Thursday, March 07, 2013
review: The Carpenter's pencil by Manuel Rivas
In a nutshell a young left-wing political activist Dr Daniel Da Barca is an eloquent speaker and supporter of the left-wing cause and along with his girlfriend Marisa they seem to be the perfect couple. But jealousy burns in the heart of Herbal who is an agent for the other side and he gets his chance to split the couple when civil war breaks out.
The Dr is taken to a harsh prison and there is punished not so much for his political views but because of who he is. He conjures up images of beauty that lift him and some of his other prisoners out of misery.
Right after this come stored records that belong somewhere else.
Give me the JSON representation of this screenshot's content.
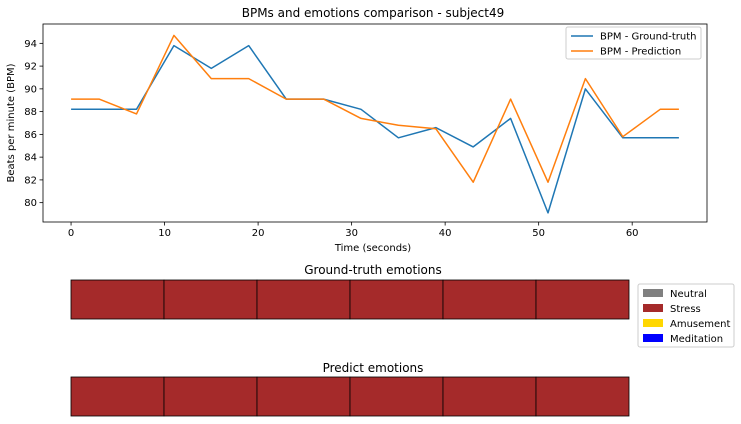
{
  "chart_data": [
    {
      "type": "line",
      "title": "BPMs and emotions comparison - subject49",
      "xlabel": "Time (seconds)",
      "ylabel": "Beats per minute (BPM)",
      "xlim": [
        -3,
        68
      ],
      "ylim": [
        78.3,
        95.7
      ],
      "xticks": [
        0,
        10,
        20,
        30,
        40,
        50,
        60
      ],
      "yticks": [
        80,
        82,
        84,
        86,
        88,
        90,
        92,
        94
      ],
      "grid": false,
      "legend_position": "top-right",
      "series": [
        {
          "name": "BPM - Ground-truth",
          "color": "#1f77b4",
          "x": [
            0,
            3,
            7,
            11,
            15,
            19,
            23,
            27,
            31,
            35,
            39,
            43,
            47,
            51,
            55,
            59,
            63,
            65
          ],
          "y": [
            88.2,
            88.2,
            88.2,
            93.8,
            91.8,
            93.8,
            89.1,
            89.1,
            88.2,
            85.7,
            86.6,
            84.9,
            87.4,
            79.1,
            90.0,
            85.7,
            85.7,
            85.7
          ]
        },
        {
          "name": "BPM - Prediction",
          "color": "#ff7f0e",
          "x": [
            0,
            3,
            7,
            11,
            15,
            19,
            23,
            27,
            31,
            35,
            39,
            43,
            47,
            51,
            55,
            59,
            63,
            65
          ],
          "y": [
            89.1,
            89.1,
            87.8,
            94.7,
            90.9,
            90.9,
            89.1,
            89.1,
            87.4,
            86.8,
            86.5,
            81.8,
            89.1,
            81.8,
            90.9,
            85.8,
            88.2,
            88.2
          ]
        }
      ]
    },
    {
      "type": "bar",
      "title": "Ground-truth emotions",
      "segments": [
        "Stress",
        "Stress",
        "Stress",
        "Stress",
        "Stress",
        "Stress"
      ]
    },
    {
      "type": "bar",
      "title": "Predict emotions",
      "segments": [
        "Stress",
        "Stress",
        "Stress",
        "Stress",
        "Stress",
        "Stress"
      ]
    }
  ],
  "emotion_legend": [
    {
      "label": "Neutral",
      "color": "#808080"
    },
    {
      "label": "Stress",
      "color": "#a52a2a"
    },
    {
      "label": "Amusement",
      "color": "#ffd700"
    },
    {
      "label": "Meditation",
      "color": "#0000ff"
    }
  ]
}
There is a scene that is unforgettable where he describes a feast of food that manages to comfort his fellow undernourished inmates.
All the time though there is a hostility from Herbal and if anyone hoped that Marisa would give up her love they are mistaken and she goes as far as to attempt suicide. She dreams that she will be reunited with her lover but even her own father is determined to destroy her happiness.
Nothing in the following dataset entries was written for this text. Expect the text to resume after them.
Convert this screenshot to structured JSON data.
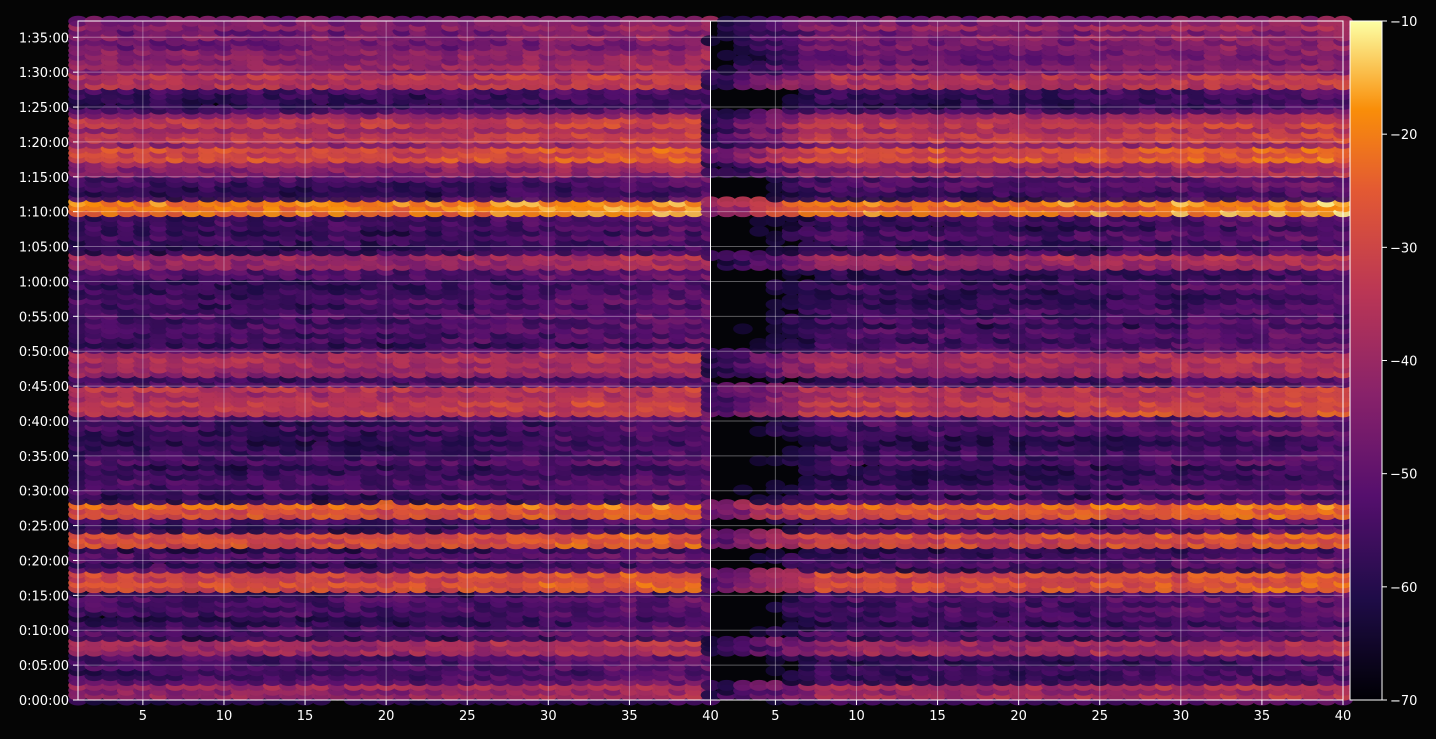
{
  "chart_data": {
    "type": "heatmap",
    "title": "",
    "xlabel": "",
    "ylabel": "",
    "grid": true,
    "colormap": "inferno",
    "panels": [
      {
        "name": "",
        "x_range": [
          1,
          40
        ]
      },
      {
        "name": "",
        "x_range": [
          1,
          40
        ]
      }
    ],
    "x_tick_values": [
      5,
      10,
      15,
      20,
      25,
      30,
      35,
      40
    ],
    "x_tick_labels": [
      "5",
      "10",
      "15",
      "20",
      "25",
      "30",
      "35",
      "40"
    ],
    "y_range_seconds": [
      0,
      5840
    ],
    "y_tick_seconds": [
      0,
      300,
      600,
      900,
      1200,
      1500,
      1800,
      2100,
      2400,
      2700,
      3000,
      3300,
      3600,
      3900,
      4200,
      4500,
      4800,
      5100,
      5400,
      5700
    ],
    "y_tick_labels": [
      "0:00:00",
      "0:05:00",
      "0:10:00",
      "0:15:00",
      "0:20:00",
      "0:25:00",
      "0:30:00",
      "0:35:00",
      "0:40:00",
      "0:45:00",
      "0:50:00",
      "0:55:00",
      "1:00:00",
      "1:05:00",
      "1:10:00",
      "1:15:00",
      "1:20:00",
      "1:25:00",
      "1:30:00",
      "1:35:00"
    ],
    "colorbar": {
      "range": [
        -70,
        -10
      ],
      "ticks": [
        -10,
        -20,
        -30,
        -40,
        -50,
        -60,
        -70
      ],
      "tick_labels": [
        "−10",
        "−20",
        "−30",
        "−40",
        "−50",
        "−60",
        "−70"
      ]
    },
    "bright_bands": [
      {
        "time_s": 4240,
        "level": -25
      },
      {
        "time_s": 4720,
        "level": -33
      },
      {
        "time_s": 4850,
        "level": -36
      },
      {
        "time_s": 4980,
        "level": -38
      },
      {
        "time_s": 5320,
        "level": -40
      },
      {
        "time_s": 3770,
        "level": -45
      },
      {
        "time_s": 2840,
        "level": -44
      },
      {
        "time_s": 2960,
        "level": -42
      },
      {
        "time_s": 2520,
        "level": -36
      },
      {
        "time_s": 2640,
        "level": -40
      },
      {
        "time_s": 1630,
        "level": -31
      },
      {
        "time_s": 1380,
        "level": -34
      },
      {
        "time_s": 990,
        "level": -32
      },
      {
        "time_s": 1060,
        "level": -34
      },
      {
        "time_s": 460,
        "level": -44
      },
      {
        "time_s": 90,
        "level": -44
      }
    ]
  }
}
The title comes from the moment when Herbal picks up a carpenters pencil that is dropped by a prisoner on his way to be tortured and murdered, and it lingers in his possession becoming something he uses to draw with. That pencil comes to symbolise the independence of thought that cannot be crushed no matter how ugly the torture.
Told as a story of the past with da Barca returning to a post-Franco Spain this love story is hauntingly memorable. The ugliness that war, particularly civil war, can create allows those suffering from jealously caused by unrequited love, intellectual inferiority and base hatred to flourish. You hold onto the idea that ultimately if you are strong enough the mind can be a refugee. The imagination can be a very powerful thing. As Stalin once said: "we would not give our enemies guns so why should we let them have ideas".